Types of Compost


Vermicompost: This is the most beneficial process for composting food waste. Along with redworms, this includes composting with bacteria, fungi, insects, and other bugs. Some of these guests break down the organic materials for the others to eat. Redworms eat the bacteria, fungi, and the soft food waste, and then deposit their castings. Oxygen, moisture and bedding are required to keep this compost healthy. You feed this compost in layers of food waste and bedding (you do not turn this compost, but occasional peeking is OK). 

This is a medium maintenance compost since you need to feed your redworms and monitor the conditions. If you don't keep up with the feeding they will leave. Redworms are good for producing nutrient dense vermi-compost (mulch with castings). The longer you wait the more your compost will eventually become pure castings.


Aerobic Compost: This is compost with air breathing microorganisms that break down the waste material. Aerobic composts are usually made of leaf debris and grass clippings. The high nitrogen waste (grass clippings or other green material) will grow bacteria so rapidly that it will create high temperatures up to 170 degrees (you can see the steam in the picture). The leaf material provides the space for airflow that bacteria need to live. As the compost breaks down and settles the air is cut off and the heat dissipates. This type of composting is high maintenance, since it will need to be turned often to keep air and moisture in the system to keep the microorganisms alive and your temperatures up.  When done correctly the  organic waste will break down quickly and is not prone to smell.

This type of compost is good for all volumes of compost. Once it is done heating up it also becomes food for redworms and other soil organisms.


Anaerobic Compost: Often confused with aerobic composting (in name only) this is the compost you do not want. Anaerobic compost is the one that creates the awful smell most people associate with composting. This happens when your compost goes wrong and gets too dense or wet. Your aerobic bacteria suffocate and are replaced with anaerobic bacteria that live without air. They create ammonia's and methane that are released into the air and create some unforgettable putrid smells. Common reasons for this to happen is when a person piles up just grass clippings or food waste without mixing in the proper amount of carbons (leaf debris, wood chips, sawdust or other carbon rich material). 

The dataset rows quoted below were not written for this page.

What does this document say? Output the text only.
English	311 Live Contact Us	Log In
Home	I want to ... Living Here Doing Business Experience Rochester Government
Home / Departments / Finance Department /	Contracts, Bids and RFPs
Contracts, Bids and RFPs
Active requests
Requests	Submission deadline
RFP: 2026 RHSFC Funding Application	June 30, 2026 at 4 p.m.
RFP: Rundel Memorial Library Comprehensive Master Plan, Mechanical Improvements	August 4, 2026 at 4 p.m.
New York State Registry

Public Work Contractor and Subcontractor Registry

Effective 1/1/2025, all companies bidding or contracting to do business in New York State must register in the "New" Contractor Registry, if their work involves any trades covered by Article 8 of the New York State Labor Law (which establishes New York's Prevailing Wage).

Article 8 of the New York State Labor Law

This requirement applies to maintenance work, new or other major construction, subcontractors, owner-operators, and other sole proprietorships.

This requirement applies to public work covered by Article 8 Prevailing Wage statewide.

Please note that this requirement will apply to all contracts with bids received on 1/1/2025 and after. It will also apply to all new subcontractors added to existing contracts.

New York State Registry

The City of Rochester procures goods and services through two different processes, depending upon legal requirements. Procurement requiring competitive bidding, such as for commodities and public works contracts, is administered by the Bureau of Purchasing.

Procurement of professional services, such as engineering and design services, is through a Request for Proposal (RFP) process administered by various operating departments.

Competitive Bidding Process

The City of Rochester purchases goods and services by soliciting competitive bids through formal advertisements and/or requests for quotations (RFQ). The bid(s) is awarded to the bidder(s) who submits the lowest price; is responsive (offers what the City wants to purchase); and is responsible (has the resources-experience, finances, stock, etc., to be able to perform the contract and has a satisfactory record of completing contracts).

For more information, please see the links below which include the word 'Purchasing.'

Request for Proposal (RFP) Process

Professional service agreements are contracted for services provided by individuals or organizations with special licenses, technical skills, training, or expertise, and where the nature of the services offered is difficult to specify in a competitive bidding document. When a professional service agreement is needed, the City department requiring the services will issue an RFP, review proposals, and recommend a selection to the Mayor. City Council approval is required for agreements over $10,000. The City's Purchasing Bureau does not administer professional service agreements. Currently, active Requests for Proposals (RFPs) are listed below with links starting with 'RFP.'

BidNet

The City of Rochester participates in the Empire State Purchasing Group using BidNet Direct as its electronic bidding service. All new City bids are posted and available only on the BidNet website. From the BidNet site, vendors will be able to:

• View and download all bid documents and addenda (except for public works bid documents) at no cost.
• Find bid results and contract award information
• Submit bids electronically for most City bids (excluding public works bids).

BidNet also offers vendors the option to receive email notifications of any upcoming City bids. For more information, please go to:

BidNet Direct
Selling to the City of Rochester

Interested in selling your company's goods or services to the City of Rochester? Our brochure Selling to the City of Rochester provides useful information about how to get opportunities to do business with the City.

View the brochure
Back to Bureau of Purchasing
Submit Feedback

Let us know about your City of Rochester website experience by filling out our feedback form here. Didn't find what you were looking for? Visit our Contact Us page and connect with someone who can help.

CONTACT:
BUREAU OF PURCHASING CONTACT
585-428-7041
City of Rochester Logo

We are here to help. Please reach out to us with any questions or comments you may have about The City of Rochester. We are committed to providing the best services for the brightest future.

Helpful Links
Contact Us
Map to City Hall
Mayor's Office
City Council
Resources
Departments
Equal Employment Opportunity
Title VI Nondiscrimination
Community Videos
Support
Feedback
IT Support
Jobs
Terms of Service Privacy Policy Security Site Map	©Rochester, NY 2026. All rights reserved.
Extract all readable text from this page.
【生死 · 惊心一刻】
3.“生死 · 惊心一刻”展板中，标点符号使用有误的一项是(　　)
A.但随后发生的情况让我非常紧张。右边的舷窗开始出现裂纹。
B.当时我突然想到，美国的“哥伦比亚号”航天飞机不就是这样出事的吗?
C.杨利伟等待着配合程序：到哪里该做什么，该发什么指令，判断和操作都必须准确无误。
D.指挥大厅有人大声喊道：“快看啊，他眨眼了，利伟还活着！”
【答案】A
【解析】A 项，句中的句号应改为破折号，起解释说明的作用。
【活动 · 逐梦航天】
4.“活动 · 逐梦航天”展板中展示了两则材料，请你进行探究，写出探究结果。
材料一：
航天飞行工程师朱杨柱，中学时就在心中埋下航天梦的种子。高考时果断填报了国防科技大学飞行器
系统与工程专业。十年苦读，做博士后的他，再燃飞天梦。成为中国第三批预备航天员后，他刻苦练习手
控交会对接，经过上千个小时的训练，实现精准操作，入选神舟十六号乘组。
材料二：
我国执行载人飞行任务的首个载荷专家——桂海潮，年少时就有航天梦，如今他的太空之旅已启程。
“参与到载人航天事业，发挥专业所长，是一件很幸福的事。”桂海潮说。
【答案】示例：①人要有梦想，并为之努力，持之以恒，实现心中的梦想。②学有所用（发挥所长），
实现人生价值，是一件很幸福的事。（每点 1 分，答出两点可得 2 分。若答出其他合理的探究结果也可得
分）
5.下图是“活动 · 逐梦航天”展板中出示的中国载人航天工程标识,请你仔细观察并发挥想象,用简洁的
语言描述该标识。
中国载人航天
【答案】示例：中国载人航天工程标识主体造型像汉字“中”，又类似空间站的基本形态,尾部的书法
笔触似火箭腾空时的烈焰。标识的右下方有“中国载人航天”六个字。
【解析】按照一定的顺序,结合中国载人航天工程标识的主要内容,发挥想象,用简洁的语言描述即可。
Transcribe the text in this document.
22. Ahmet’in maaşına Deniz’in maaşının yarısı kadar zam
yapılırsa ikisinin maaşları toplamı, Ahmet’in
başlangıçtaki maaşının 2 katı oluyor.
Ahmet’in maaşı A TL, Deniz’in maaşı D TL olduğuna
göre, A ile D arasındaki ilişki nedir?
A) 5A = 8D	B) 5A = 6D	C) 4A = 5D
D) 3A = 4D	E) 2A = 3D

Rot - Low maintenance, throw it in a pile and wait a couple years or decades. This is the attempt at aerobic composting; you just stack your debris in a pile and do nothing. It will generally just sit and dry out, in the center of the pile the mold spores and few bacteria will sit and wait for the rain/moisture to come. When the occasional bits of humidity works its way in there is some activity, but very little, so the process is slow. Success is assumed since there is no smell, but when you finally peek in the middle to see what is going on you find the same leaf preserved like it was pressed in between the sheets of a book. Solution: see aerobic composting.